Saul, the sad widower, death the only option until the two ‘angels’ his two lodgers, offered a path to his beloved wife Ada. His son, Ash the son wracked with guilt at his dereliction of care towards his Father, who suddenly acted to rectify only to make the ultimate sacrifice.
And what about Carver’s narrator? The man on the tube, the man who watched those around him, who waited for the right time do what he was chosen to do. He was Carvers ultimate mouthpiece, the one who questioned his characters motives, their inner psyche. Who was he, Carver asked us? Was he God, the all seeing, all knowing figure so many believed or was he a man poised to change the lives of many, the beliefs of others systematically placed in his brain, the power to change lives at his fingertips.

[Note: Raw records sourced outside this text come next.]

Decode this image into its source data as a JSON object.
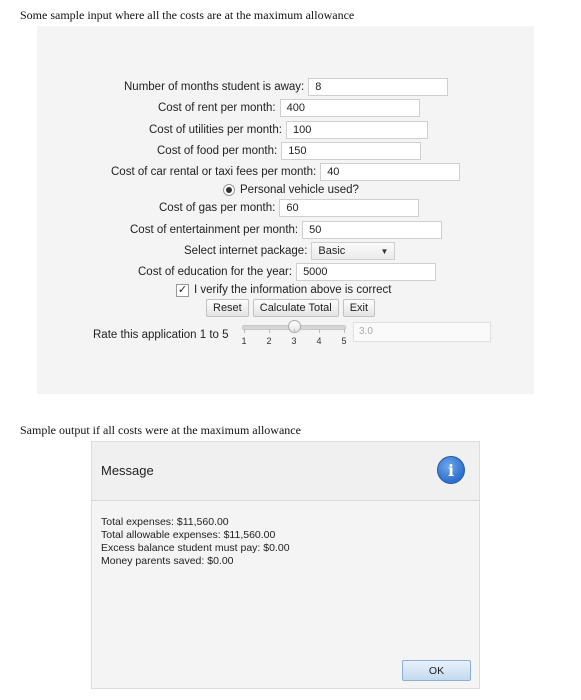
{
  "captions": {
    "input": "Some sample input where all the costs are at the maximum allowance",
    "output": "Sample output if all costs were at the maximum allowance"
  },
  "form": {
    "months": {
      "label": "Number of months student is away:",
      "value": "8"
    },
    "rent": {
      "label": "Cost of rent per month:",
      "value": "400"
    },
    "utilities": {
      "label": "Cost of utilities per month:",
      "value": "100"
    },
    "food": {
      "label": "Cost of food per month:",
      "value": "150"
    },
    "car_rental": {
      "label": "Cost of car rental or taxi fees per month:",
      "value": "40"
    },
    "personal_vehicle": {
      "label": "Personal vehicle used?",
      "selected": true
    },
    "gas": {
      "label": "Cost of gas per month:",
      "value": "60"
    },
    "entertainment": {
      "label": "Cost of entertainment per month:",
      "value": "50"
    },
    "internet": {
      "label": "Select internet package:",
      "selected": "Basic"
    },
    "education": {
      "label": "Cost of education for the year:",
      "value": "5000"
    },
    "verify": {
      "label": "I verify the information above is correct",
      "checked": true,
      "check_glyph": "✓"
    },
    "buttons": {
      "reset": "Reset",
      "calculate": "Calculate Total",
      "exit": "Exit"
    },
    "rating": {
      "label": "Rate this application 1 to 5",
      "ticks": [
        "1",
        "2",
        "3",
        "4",
        "5"
      ],
      "value": 3.0,
      "display": "3.0"
    }
  },
  "dialog": {
    "title": "Message",
    "icon": "info-icon",
    "icon_glyph": "i",
    "lines": [
      "Total expenses: $11,560.00",
      "Total allowable expenses: $11,560.00",
      "Excess balance student must pay: $0.00",
      "Money parents saved: $0.00"
    ],
    "ok_label": "OK"
  },
  "colors": {
    "info_icon": "#2e6fcf",
    "ok_button": "#c4d9ef",
    "panel": "#f4f4f4"
  }
}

To me he was whatever you wanted him to be, Carvers genius instrument that questioned, cajoled the reader to dig deep, to question our reality, wether that be how we see things or how wider society views life.
The ending brilliantly captivated it all, a glorious conclusion of winners and losers, of epiphanies, enlightenment and despair.
Thank you Will Carver for once again pushing the boundaries, of being brave and skilful enough to not write the usual thriller but instead to be that off beat deep thinker we all love.
I would to thank Orenda Books for a copy of The Daves Next Door to read and review and to Random Things Tours for inviting My Bookish Blogspot to participate in the blogtour.
About the author
Will Carver is the international bestselling author of the January David series. He spent his early years in Germany, but returned to the UK at age eleven, when his sporting career took off. He turned down a professional rugby contract to study theatre and television at King Alfred’s, Winchester, where he set up a successful theatre company. He currently runs his own fitness and nutrition company, and lives in Reading with his two children. Will’s latest title published by Orenda Books, The Beresford is out in July. His previous title Hinton Hollow Death Trip was longlisted for the Not the Booker Prize, while Nothing Important Happened Today was longlisted for the Theakston’s Old Peculier Crime Novel of the Year. Good Samaritans was book of the year in Guardian, Telegraph and Daily Express, and hit number one on the ebook charts.